We're talking. Just talking. Talking about a situation that, in Nigeria for example, is perhaps on the brink of an Arab - African - Spring.
Ikechi Agbugba (from Nigeria) was on Nigerian television with Nancy Illoh-Nnaji recently explaining - as he did on Oyo en Benue States here - that food prices in his country are sky rocketing. It isn't hard to imagine how things can get out of hand rather easily.
And yet, we're are all just talking while a boots-on-the-ground guy like Babatunde Olarewaju (from Nigeria) points out on a weekly basis what needs to be done(just click on his name to find his latest letters to his farmers).
Babatunde, Ikechi and Hugue Nkoutchou (from Cameroon), please speak frankly: how can foreign businesses and countries help you on short notice while not robbing you but walking with you in our common interest?
We must learn from you guys! And of course from African ladies! Please Edobong Akpabio, Victoria Madedor and Helen Ese Emore (unfortunately the three of you are not yet connected to SFN Dbase), please provide us with your practical answers!
Leo and Niek, thanks for this interesting and relevant article.
Since I have been involved in discussions with Niek Koning and Henk Breman before and don't want to repeat my arguments, please check the links to my comments on their earlier important books.
With regard to the System of Rice Intensification (SRI) mentioned by Henk Breman, this article by Willem Stoop et al. may be of interest.

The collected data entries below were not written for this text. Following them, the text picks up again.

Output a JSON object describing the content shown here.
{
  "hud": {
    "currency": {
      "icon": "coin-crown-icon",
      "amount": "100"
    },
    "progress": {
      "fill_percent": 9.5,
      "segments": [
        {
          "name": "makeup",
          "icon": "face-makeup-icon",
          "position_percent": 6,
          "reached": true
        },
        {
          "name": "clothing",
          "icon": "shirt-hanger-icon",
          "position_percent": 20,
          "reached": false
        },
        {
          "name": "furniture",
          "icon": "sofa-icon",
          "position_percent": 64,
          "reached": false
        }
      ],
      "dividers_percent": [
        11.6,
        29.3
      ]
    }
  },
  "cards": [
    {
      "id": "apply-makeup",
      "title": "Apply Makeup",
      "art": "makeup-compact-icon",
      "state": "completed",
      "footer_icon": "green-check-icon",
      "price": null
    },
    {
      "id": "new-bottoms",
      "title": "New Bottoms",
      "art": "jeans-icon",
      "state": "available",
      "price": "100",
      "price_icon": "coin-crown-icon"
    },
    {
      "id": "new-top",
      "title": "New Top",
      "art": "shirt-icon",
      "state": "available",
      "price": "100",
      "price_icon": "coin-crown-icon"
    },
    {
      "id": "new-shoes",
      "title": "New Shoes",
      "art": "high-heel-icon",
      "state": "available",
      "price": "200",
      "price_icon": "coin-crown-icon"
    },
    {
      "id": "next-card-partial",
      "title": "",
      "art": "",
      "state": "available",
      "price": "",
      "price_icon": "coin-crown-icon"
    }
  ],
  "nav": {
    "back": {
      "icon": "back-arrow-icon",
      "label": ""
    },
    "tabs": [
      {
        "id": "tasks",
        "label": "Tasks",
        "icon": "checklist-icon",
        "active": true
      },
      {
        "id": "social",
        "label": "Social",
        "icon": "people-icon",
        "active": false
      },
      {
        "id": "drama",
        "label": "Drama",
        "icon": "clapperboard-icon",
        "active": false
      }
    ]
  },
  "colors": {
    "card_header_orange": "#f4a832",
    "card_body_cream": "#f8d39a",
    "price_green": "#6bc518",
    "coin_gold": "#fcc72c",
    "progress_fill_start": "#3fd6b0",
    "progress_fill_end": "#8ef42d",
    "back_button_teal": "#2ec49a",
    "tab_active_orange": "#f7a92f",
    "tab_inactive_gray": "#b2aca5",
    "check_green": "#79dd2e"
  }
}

To my mind the comment by Jur Schuurman on the distinction between micro- and macro-levels of analysis and recommendations is crucial, but the question remains how to reconcile these perspectives. The authors refer, correctly so, to the importance of 'generalized trust' as a sine qua non for development. This 'generalized trust' is related to the much neglected sociological concept of 'collective consciousness', and thus to the sum of individual 'consciousnesses', and thus to the paramount importance of individual 'Bildung' or what Niek Koning labelled 'mentality change' on the last pages of his book. Since this mentality change (especially with the African political and economic elites) does not emerge spontaneously, support to build-up of countervailing power with African smallholders might be the most practical step in the short term.